- Born: 2 April 1985 (age 40) Sao Carlos, Sao Paulo, Brazil
- Team: Alliance Jiu Jitsu
- Rank: 4th degree black belt in Brazilian Jiu-Jitsu

= Michael Langhi =

Brazilian Jiu-Jitsu practitioner

Michael Langhi (born 2 April 1985) is a Brazilian Jiu Jitsu (BJJ) World Championship Champion and World No-Gi Championship Champion. Langhi is one of a select group of fighters to have won all 4 major Gi Championships more than once – World Championship x3, European Open Championship x6, Pan Jiu-Jitsu Championship x2 and Brazilian Nationals Championship x4.

Langhi began training in 2002 under Rubens Charles at his academy in Sao Carlos. Prior to receiving his Black Belt Langhi was also a multiple World Champion at Blue, Purple and Brown Belt level. In 2009 Langhi was awarded the best Jiu Jitsu Competitor of the year award. Jiu Jitsu talent runs in the family as his brother Michel Langhi is also a multiple IBJJF World Champion.

Langhi retired from competition during the 2019 IBJJF World Championships.

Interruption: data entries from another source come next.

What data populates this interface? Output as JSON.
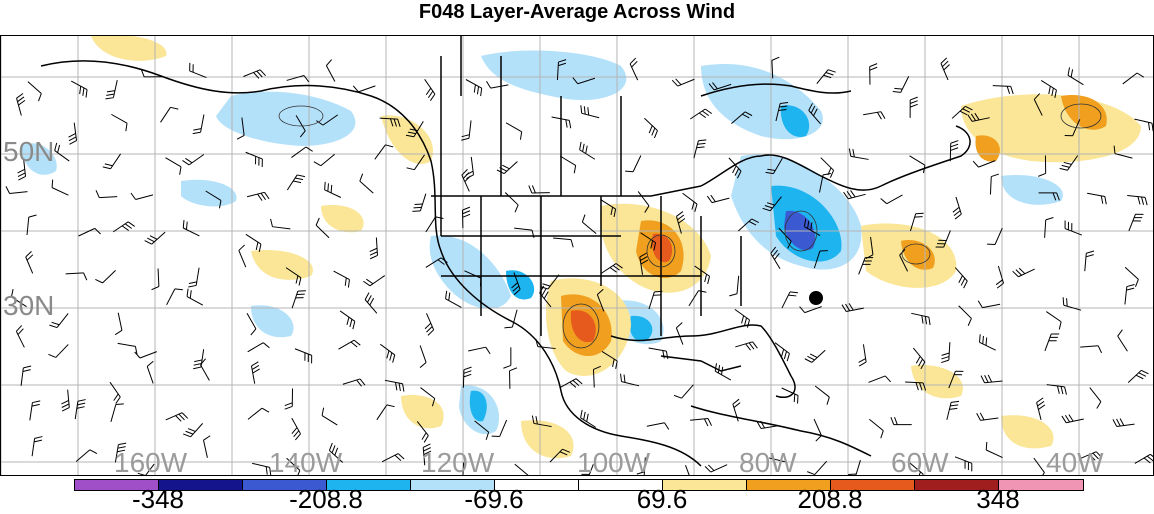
{
  "title": "F048 Layer-Average Across Wind",
  "map": {
    "latitude_labels": [
      "50N",
      "30N"
    ],
    "longitude_labels": [
      "160W",
      "140W",
      "120W",
      "100W",
      "80W",
      "60W",
      "40W"
    ],
    "marker": "storm-center-dot"
  },
  "colorbar": {
    "colors": [
      "#a04fc8",
      "#14148c",
      "#3b5ad2",
      "#1eb4f0",
      "#b4e1fa",
      "#ffffff",
      "#ffffff",
      "#fae696",
      "#f0a01e",
      "#e65a1e",
      "#a01e1e",
      "#f096b4"
    ],
    "labels": [
      "-348",
      "-208.8",
      "-69.6",
      "69.6",
      "208.8",
      "348"
    ]
  }
}
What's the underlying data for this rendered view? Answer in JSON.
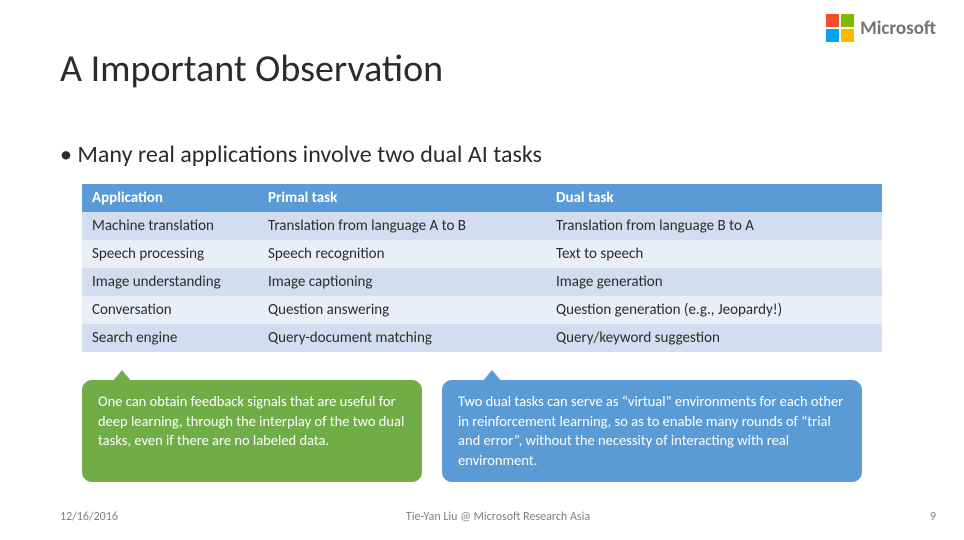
{
  "logo_text": "Microsoft",
  "title": "A Important Observation",
  "bullet": "Many real applications involve two dual AI tasks",
  "table": {
    "header_bg": "#5b9bd5",
    "row_alt_bg": "#eaeff7",
    "row_bg": "#d2deef",
    "columns": [
      "Application",
      "Primal task",
      "Dual task"
    ],
    "col_widths": [
      "22%",
      "36%",
      "42%"
    ],
    "rows": [
      [
        "Machine translation",
        "Translation from language A to B",
        "Translation from language B to A"
      ],
      [
        "Speech processing",
        "Speech recognition",
        "Text to speech"
      ],
      [
        "Image understanding",
        "Image captioning",
        "Image generation"
      ],
      [
        "Conversation",
        "Question answering",
        "Question generation (e.g., Jeopardy!)"
      ],
      [
        "Search engine",
        "Query-document matching",
        "Query/keyword suggestion"
      ]
    ]
  },
  "callouts": {
    "green": "One can obtain feedback signals that are useful for deep learning, through the interplay of the two dual tasks, even if there are no labeled data.",
    "blue": "Two dual tasks can serve as “virtual” environments for each other in reinforcement learning, so as to enable many rounds of “trial and error”, without the necessity of interacting with real environment."
  },
  "footer": {
    "date": "12/16/2016",
    "center": "Tie-Yan Liu @ Microsoft Research Asia",
    "page": "9"
  }
}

He is the CEO at the 13x World Champions Alliance Jiu Jitsu Club in Sao Paulo where he teaches alongside 7th degree Red and Black Belt Mestre Fabio Gurgel and trains alongside numerous multiple world champions. He has also given seminars throughout Brazil and around the World in countries like Finland the UK and Croatia.